7. Cutover-Plan (SOT-1d-Pattern)
| Step |
Action |
| 1 |
Crontab bot_watchdog.sh UND worker_watchdog.sh freeze via Marker # CUTOVER_FREEZE_RECON1 |
| 2 |
Backup: /root/recon-1-backup-{TS}/ mit live_portfolio.json + Code-Files |
| 3 |
docker compose build clawbot + docker compose build clawbot-worker (beide!) |
| 4 |
docker compose up -d --force-recreate clawbot clawbot-worker |
| 5 |
3-Way MD5: trader_core.py Repo == Image (clawbot) == Image (worker) == Container (clawbot) == Container (worker) |
| 6 |
Bot host-PID + Worker host-PID neu, beide healthy |
| 7 |
Crontab freeze entfernen |
| 8 |
30-min Window: [STATE-COHERENCE] Log + bot_statuses.metadata_json.state_coherence Counter beobachten |
| 9 |
Operator-Functional-Test: GUI close_position während Bot-Scan läuft → erwarteter Pfad: merged, Counter +1 |
| 10 |
24-h Monitor: state_save_precheck_conflict_count > 0 belegt echte Race-Hits |
Rollback
git revert <commit> → Build + Recreate clawbot + clawbot-worker
- Backup-Datei restore (live_portfolio.json) wenn merged-state inkonsistent wirkt
8. Risiken
| # |
Risiko |
Severity |
Mitigation |
| 1 |
Merge-Helper liefert beschädigten State (false-positive Field-Konflikt) |
Mittel |
Per-Feld-Merge nur für SL/TP; Tests #19 (pending) + #11 (collision) |
| 2 |
Worker schreibt zwischen Bot-Merge und Bot-Save (2.-Generation Race) |
Niedrig |
Counter zählt; 2 Conflicts in Folge → Log ERROR. Phase 1.2 (FCNTL-FLOCK) wäre der echte Fix |
| 3 |
Aggressive Abort verhindert legitime Saves |
Niedrig |
allow_abort=True nur für Cooldown/Loss-Marker (T2).
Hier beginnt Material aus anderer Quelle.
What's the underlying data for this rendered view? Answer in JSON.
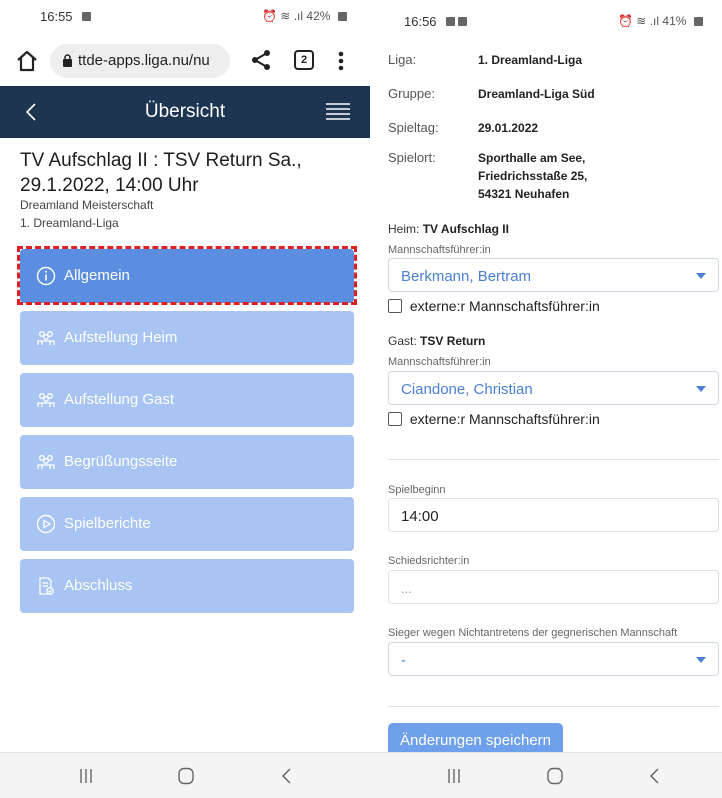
{
  "left": {
    "status": {
      "time": "16:55",
      "icons": "42%"
    },
    "browser": {
      "url": "ttde-apps.liga.nu/nu",
      "tab_count": "2"
    },
    "header": {
      "title": "Übersicht"
    },
    "match": {
      "title": "TV Aufschlag II : TSV Return Sa., 29.1.2022, 14:00 Uhr",
      "competition": "Dreamland Meisterschaft",
      "league": "1. Dreamland-Liga"
    },
    "nav": {
      "allgemein": "Allgemein",
      "aufstellung_heim": "Aufstellung Heim",
      "aufstellung_gast": "Aufstellung Gast",
      "begruessung": "Begrüßungsseite",
      "spielberichte": "Spielberichte",
      "abschluss": "Abschluss"
    }
  },
  "right": {
    "status": {
      "time": "16:56",
      "icons": "41%"
    },
    "info": [
      {
        "label": "Liga:",
        "value": "1. Dreamland-Liga"
      },
      {
        "label": "Gruppe:",
        "value": "Dreamland-Liga Süd"
      },
      {
        "label": "Spieltag:",
        "value": "29.01.2022"
      },
      {
        "label": "Spielort:",
        "value": "Sporthalle am See,\nFriedrichsstaße 25,\n54321 Neuhafen"
      }
    ],
    "heim": {
      "prefix": "Heim:",
      "team": "TV Aufschlag II",
      "captain_label": "Mannschaftsführer:in",
      "captain": "Berkmann, Bertram",
      "external_label": "externe:r Mannschaftsführer:in"
    },
    "gast": {
      "prefix": "Gast:",
      "team": "TSV Return",
      "captain_label": "Mannschaftsführer:in",
      "captain": "Ciandone, Christian",
      "external_label": "externe:r Mannschaftsführer:in"
    },
    "spielbeginn": {
      "label": "Spielbeginn",
      "value": "14:00"
    },
    "schiedsrichter": {
      "label": "Schiedsrichter:in",
      "placeholder": "..."
    },
    "sieger": {
      "label": "Sieger wegen Nichtantretens der gegnerischen Mannschaft",
      "value": "-"
    },
    "save_label": "Änderungen speichern"
  },
  "colors": {
    "header_bg": "#1d3550",
    "button_active": "#5b8ee0",
    "button_inactive": "#a7c4f2",
    "select_text": "#4a7fd4",
    "highlight": "#e02020"
  }
}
T1 nie abort. |
| 4 |
Counter-Inflation (Bot saved sich selbst inkrementiert) |
Niedrig |
Cookie wird nach jedem eigenen Save resync'd |
| 5 |
Performance-Cost (extra stat() pro Save) |
sehr niedrig |
1 stat() ≤ 50 µs |
| 6 |
Worker-Side bekommt Recreate |
Niedrig |
Sauberer Recreate, keine offenen Long-Running Commands |
| 7 |
Falsche Reihenfolge der Merge-Helper (Bot-positions vs Worker-deletes) |
Mittel |
Tests #5 + #6 + #11 spezifisch |
| 8 |
closed_trades Union ohne position_id → Duplicates |
Niedrig |
Test #10 dedupliziert; legacy ohne position_id by-index akzeptabel |
| 9 |
Pre-existing N8-Test failure |
nicht-related |
bleibt unverändert |
9. Bundle vs Split — Empfehlung
→ Empfehlung: BUNDLE 1.1+1.4 in EINEM Commit + EINEM Cutover.
Begründung
| Argument |
Wirkung |
| 1.4 ist nur sinnvoll mit 1.1 (Counter zählen ohne neue Save-Logik wäre sinnlos) |
Split erzwingt 1.1 vor 1.4 → 1.4 alleine bringt nichts |
Beide treffen trader_core._save_state |
Doppel-Cutover = doppeltes Risiko-Fenster auf clawbot+clawbot-worker |
| 1.4 ist strikt additiv (Counter + Log + 1 metadata-Key) |
Low-Risk-Add |
| Tests sind disjunkt aber Code-Touch überlappt |
Bundle vermeidet 2-fache Edit-Rounds |
| Observability AB Tag 1 ist wertvoller als nachgereicht |
Operator sieht Conflicts sofort beim ersten echten Race |
Alternative — Split (nicht empfohlen)
- Phase 1.1 zuerst → 7 Tage Beobachtung ohne Counter (nur Log)
- Phase 1.4 danach
- Kostet 2 Cutover, längere Beobachtung mit weniger Daten
10. MS-Live-Readiness-Update
| Bedingung |
Status |
| REPEAT-CANDIDATE-DEDUP-1 |
live (commit c4651dd) |
| MS-STABLECOIN-BLOCK-1 |
live (commit c4651dd) |
| STATE-CROSS-PROCESS-RECONCILE-1.1+1.4 |
dieser Plan — HARTE Vorbedingung vor MS-Live |
| MS-LIVE-OHLCV-BACKTEST-1 |
offen P2 |
Sobald 1.1+1.4 live + 24 h Counter sauber → MS-Live darf in Testnet-Execution geschaltet werden.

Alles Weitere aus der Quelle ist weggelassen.